Les autorités tchadiennes sont tenues, en vertu du droit international relatif aux droits humains, de fournir aux détenus les mêmes soins de santé que ceux dont bénéficient les personnes en liberté et, conformément aux standards internationaux, la détention provisoire ne devrait être utilisée qu’en dernier ressort.

L’article 22 de la constitution tchadienne de 2023 interdit les arrestations illégales et les détentions arbitraires.[1] L’article 19 interdit les sévices ou traitements dégradants et inhumains, ainsi que la torture.[2] L’article 25 énonce la présomption d’innocence et prévoit des garanties pour la défense.[3]

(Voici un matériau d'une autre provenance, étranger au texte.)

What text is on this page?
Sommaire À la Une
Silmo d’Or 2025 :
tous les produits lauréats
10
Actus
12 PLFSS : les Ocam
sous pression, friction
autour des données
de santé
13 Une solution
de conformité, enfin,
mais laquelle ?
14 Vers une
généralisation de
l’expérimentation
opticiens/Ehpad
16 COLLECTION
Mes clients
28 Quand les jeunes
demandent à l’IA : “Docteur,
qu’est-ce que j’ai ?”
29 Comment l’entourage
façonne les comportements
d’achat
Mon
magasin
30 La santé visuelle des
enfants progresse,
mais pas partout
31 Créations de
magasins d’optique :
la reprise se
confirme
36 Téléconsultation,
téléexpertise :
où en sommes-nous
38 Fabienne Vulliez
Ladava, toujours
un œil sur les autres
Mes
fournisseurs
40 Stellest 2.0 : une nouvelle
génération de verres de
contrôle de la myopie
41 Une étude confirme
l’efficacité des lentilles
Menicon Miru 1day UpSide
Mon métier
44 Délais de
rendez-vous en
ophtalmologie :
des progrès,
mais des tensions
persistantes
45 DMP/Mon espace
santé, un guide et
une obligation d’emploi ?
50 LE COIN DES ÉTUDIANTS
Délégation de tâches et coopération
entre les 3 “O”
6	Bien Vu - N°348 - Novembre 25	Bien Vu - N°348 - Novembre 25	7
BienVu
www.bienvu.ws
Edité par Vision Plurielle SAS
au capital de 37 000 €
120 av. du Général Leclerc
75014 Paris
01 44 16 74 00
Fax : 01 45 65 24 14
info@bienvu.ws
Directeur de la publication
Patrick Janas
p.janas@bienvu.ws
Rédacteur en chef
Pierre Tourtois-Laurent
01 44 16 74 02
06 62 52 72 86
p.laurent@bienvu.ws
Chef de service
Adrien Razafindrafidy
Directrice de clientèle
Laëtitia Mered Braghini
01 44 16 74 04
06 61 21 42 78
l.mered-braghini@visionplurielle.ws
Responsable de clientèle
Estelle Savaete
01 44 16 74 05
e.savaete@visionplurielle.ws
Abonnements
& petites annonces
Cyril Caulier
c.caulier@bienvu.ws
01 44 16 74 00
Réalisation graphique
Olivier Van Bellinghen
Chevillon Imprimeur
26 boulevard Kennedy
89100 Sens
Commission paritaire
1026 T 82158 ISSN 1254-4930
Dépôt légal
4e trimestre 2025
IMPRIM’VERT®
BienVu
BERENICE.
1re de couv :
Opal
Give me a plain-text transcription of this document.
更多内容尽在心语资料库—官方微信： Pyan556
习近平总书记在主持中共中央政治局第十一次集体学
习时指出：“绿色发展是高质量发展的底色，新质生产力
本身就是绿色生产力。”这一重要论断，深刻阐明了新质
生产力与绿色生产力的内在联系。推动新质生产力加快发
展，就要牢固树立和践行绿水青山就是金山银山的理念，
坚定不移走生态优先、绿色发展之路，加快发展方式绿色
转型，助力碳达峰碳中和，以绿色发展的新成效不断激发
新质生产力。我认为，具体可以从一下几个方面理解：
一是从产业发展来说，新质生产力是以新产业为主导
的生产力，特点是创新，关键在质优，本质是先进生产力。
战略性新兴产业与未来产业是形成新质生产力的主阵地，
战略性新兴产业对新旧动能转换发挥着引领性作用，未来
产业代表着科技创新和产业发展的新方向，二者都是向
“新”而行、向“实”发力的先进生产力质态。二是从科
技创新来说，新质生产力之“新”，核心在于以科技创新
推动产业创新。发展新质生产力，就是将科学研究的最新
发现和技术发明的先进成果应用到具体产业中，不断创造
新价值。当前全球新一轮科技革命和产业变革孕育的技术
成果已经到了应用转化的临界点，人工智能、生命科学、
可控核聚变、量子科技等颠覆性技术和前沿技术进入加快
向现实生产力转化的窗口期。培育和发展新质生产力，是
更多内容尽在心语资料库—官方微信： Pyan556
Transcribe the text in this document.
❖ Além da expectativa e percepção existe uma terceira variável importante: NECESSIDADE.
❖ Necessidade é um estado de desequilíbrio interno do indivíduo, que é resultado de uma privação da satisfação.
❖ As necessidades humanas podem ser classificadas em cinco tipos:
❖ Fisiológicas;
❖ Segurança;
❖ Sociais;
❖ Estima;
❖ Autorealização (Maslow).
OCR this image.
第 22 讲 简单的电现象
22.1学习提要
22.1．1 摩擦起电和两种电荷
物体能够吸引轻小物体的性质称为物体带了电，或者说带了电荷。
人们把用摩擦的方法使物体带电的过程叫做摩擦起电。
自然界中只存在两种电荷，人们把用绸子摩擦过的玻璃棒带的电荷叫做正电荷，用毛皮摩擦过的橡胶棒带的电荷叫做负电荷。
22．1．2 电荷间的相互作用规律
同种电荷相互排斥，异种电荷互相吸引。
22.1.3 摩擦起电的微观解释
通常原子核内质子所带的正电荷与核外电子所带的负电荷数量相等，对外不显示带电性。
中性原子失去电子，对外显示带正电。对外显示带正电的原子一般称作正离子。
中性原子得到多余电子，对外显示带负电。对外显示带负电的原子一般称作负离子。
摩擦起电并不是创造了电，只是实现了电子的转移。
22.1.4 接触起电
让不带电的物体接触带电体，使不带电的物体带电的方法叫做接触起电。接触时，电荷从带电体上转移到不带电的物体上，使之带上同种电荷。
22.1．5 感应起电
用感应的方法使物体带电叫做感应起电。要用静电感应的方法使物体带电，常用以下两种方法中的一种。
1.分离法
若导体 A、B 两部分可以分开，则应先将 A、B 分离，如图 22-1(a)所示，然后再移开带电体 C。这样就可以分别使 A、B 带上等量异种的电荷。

Le Code pénal tchadien, révisé en 2017, définit la torture conformément à la Convention contre la torture et autres peines ou traitements cruels, inhumains ou dégradants de 1984.[4] En vertu de l’article 176 du Code pénal, un responsable de l’application des lois qui « aura, sans motif légitime, usé ou fait de violences envers les personnes dans l’exercice ou à l’occasion de l’exercice de ses fonctions [...] sera puni d’un emprisonnement de six mois à cinq ans ».[5]

Le gouvernement tchadien affirme que les manifestations du 20 octobre constituaient une insurrection et que, compte tenu de la gravité de ce crime, la détention à Koro Toro n’était pas une réponse extrême. Plus d’un an après, les personnes liées aux manifestations qui ont été détenues à Koro Toro ont été graciées et la plupart ont été libérées, puis retransférées à N’Djamena. Dans un courrier adressé à Human Rights Watch en juillet 2023, reproduit à l’annexe II du présent rapport, le ministre de la Justice a indiqué qu’il ne dispose d’ « aucun élément relatif à la violation des droits de l’homme liées à leur transfèrement ou à leur détention à la prison de Koro-Toro ».

Human Rights Watch appelle le gouvernement tchadien à fermer immédiatement la prison de Koro Toro 1, qui s’avère inadaptée pour la détention de prisonniers puisqu’elle ne respecte même pas les normes les plus élémentaires de soin des détenus. Koro Toro 2 devrait être rénovée afin de pouvoir accueillir des prisonniers dans de bonnes conditions. Des moyens permettant aux détenus de communiquer avec leurs familles et les services juridiques devraient être mis en place. Personne ne devrait être détenu à Koro Toro sans être préalablement mis en examen, et toute personne actuellement détenue sans inculpation devrait être libérée immédiatement. Conformément au droit international et au droit tchadien, la détention provisoire ne devrait être utilisée que dans des circonstances exceptionnelles. Les personnes en détention provisoire ne devraient pas être enfermées avec les prisonniers condamnés et leur détention ne devrait pas gêner la préparation d’une défense efficace. En conséquence, les personnes actuellement placées en détention provisoire par un tribunal ne devraient pas être détenues à Koro Toro mais être transférées dans un centre de détention plus accessible, où elles pourront bénéficier d’un procès rapide.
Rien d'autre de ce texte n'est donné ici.